= Rancho Paso de Robles =

Land grant in California

Rancho Paso de Robles was a 25993 acre Mexican land grant in present-day San Luis Obispo County, California given in 1844 by Governor Manuel Micheltorena to José Pedro Narváez. The name means "Pass of the Oaks". The grant encompassed present-day Paso Robles and Templeton.

==History==
The six square league Rancho Paso de Robles grant was made to José Pedro Narváez, a Mexican naval officer, who served as captain of the port of Monterey from 1839 to 1844. Narváez sold Rancho Paso de Robles to Petronilo Ríos in 1845.
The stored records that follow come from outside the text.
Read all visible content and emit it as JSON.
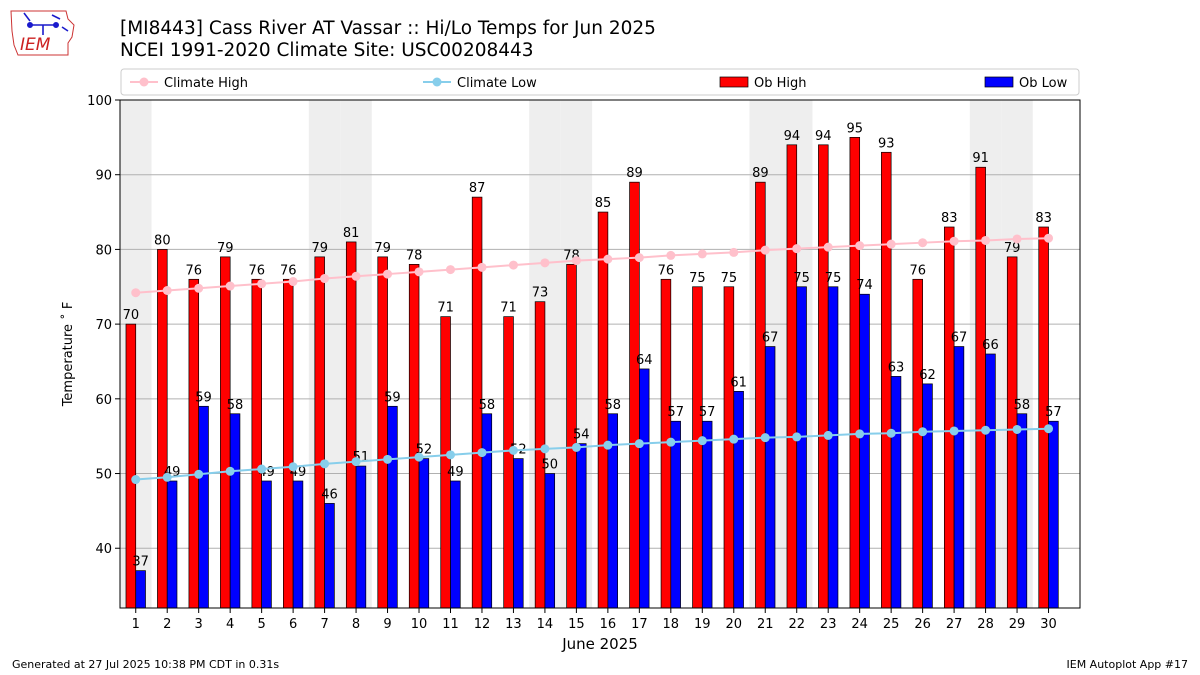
{
  "header": {
    "title_line1": "[MI8443] Cass River  AT Vassar :: Hi/Lo Temps for Jun 2025",
    "title_line2": "NCEI 1991-2020 Climate Site: USC00208443",
    "logo_text": "IEM"
  },
  "footer": {
    "generated": "Generated at 27 Jul 2025 10:38 PM CDT in 0.31s",
    "app": "IEM Autoplot App #17"
  },
  "colors": {
    "ob_high": "#ff0000",
    "ob_low": "#0000ff",
    "climate_high": "#ffc0cb",
    "climate_low": "#87ceeb",
    "weekend_shade": "#eeeeee"
  },
  "chart_data": {
    "type": "bar",
    "xlabel": "June 2025",
    "ylabel": "Temperature ˚ F",
    "ylim": [
      32,
      100
    ],
    "yticks": [
      40,
      50,
      60,
      70,
      80,
      90,
      100
    ],
    "grid": "horizontal",
    "legend_placement": "top",
    "categories": [
      "1",
      "2",
      "3",
      "4",
      "5",
      "6",
      "7",
      "8",
      "9",
      "10",
      "11",
      "12",
      "13",
      "14",
      "15",
      "16",
      "17",
      "18",
      "19",
      "20",
      "21",
      "22",
      "23",
      "24",
      "25",
      "26",
      "27",
      "28",
      "29",
      "30"
    ],
    "shaded_days": [
      1,
      7,
      8,
      14,
      15,
      21,
      22,
      28,
      29
    ],
    "series": [
      {
        "name": "Ob High",
        "kind": "bar",
        "values": [
          70,
          80,
          76,
          79,
          76,
          76,
          79,
          81,
          79,
          78,
          71,
          87,
          71,
          73,
          78,
          85,
          89,
          76,
          75,
          75,
          89,
          94,
          94,
          95,
          93,
          76,
          83,
          91,
          79,
          83
        ]
      },
      {
        "name": "Ob Low",
        "kind": "bar",
        "values": [
          37,
          49,
          59,
          58,
          49,
          49,
          46,
          51,
          59,
          52,
          49,
          58,
          52,
          50,
          54,
          58,
          64,
          57,
          57,
          61,
          67,
          75,
          75,
          74,
          63,
          62,
          67,
          66,
          58,
          57
        ]
      },
      {
        "name": "Climate High",
        "kind": "line",
        "values": [
          74.2,
          74.5,
          74.8,
          75.1,
          75.4,
          75.7,
          76.1,
          76.4,
          76.7,
          77.0,
          77.3,
          77.6,
          77.9,
          78.2,
          78.5,
          78.7,
          78.9,
          79.2,
          79.4,
          79.6,
          79.9,
          80.1,
          80.3,
          80.5,
          80.7,
          80.9,
          81.1,
          81.2,
          81.4,
          81.5
        ]
      },
      {
        "name": "Climate Low",
        "kind": "line",
        "values": [
          49.2,
          49.5,
          49.9,
          50.3,
          50.6,
          50.9,
          51.3,
          51.6,
          51.9,
          52.2,
          52.5,
          52.8,
          53.1,
          53.3,
          53.5,
          53.8,
          54.0,
          54.2,
          54.4,
          54.6,
          54.8,
          54.9,
          55.1,
          55.3,
          55.4,
          55.6,
          55.7,
          55.8,
          55.9,
          56.0
        ]
      }
    ]
  }
}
Petronilo Ríos (1806-1870) was a Mexican soldier who came to California in the mid-1820s. He married Catarina Avila (1812-1889) in 1832. In the 1830s Ríos was shuttling between Monterey and Mission San Miguel Arcángel where he was corporal commanding the mission guard. In 1835, with local Indian labor, he built the Rios-Caledonia Adobe. In 1839, he was promoted to commander of artillery at the presidio in Monterey, and retired from the military in 1840. In 1842 Ríos obtained the Rancho San Bernabe land grant and moved his family there. In 1845 Ríos moved his family from Rancho San Bernabe to Rancho Paso de Robles. In 1846 William Reed, Miguel Garcia, and Petronilo Ríos bought the San Miguel rancho from Pío Pico. Ríos and his family moved into the Rios-Caledonia Adobe in 1851.

With the cession of California to the United States following the Mexican-American War, the 1848 Treaty of Guadalupe Hidalgo provided that the land grants would be honored. As required by the Land Act of 1851, a claim for Rancho Paso de Robles was filed with the Public Land Commission in 1852, and the grant was patented to Petronilo Ríos in 1886.

In 1857, Ríos sold Rancho Paso de Robles and moved to Santa Clara. The entire rancho was purchased by James H. Blackburn, Daniel Drew Blackburn, natives of Virginia who came to California in 1849, and Lazard Godchaux. In 1860, the partners divided the rancho, with D.D. Blackburn taking one league of land including the hot springs. In 1865, D.D. Blackburn sold a half-interest to Drury W. James. D. W. James had come from Kentucky to California in 1849, and drove cattle from Santa Clara to the gold mines. Later he bought cattle as far south as Los Angeles. James stopped at the Paso Robles springs on a cattle-buying trip in 1851. J.H. Blackburn never married, but D. D. Blackburn and D. W. James married sisters, Celia and Louisa Dunn in 1866. After the death of J.H. Blackburn, there were many lawsuits brought by some of the D. D. Blackburn children for portions of the estate, which had been willed to Mrs. D. D. Blackburn and certain of the children.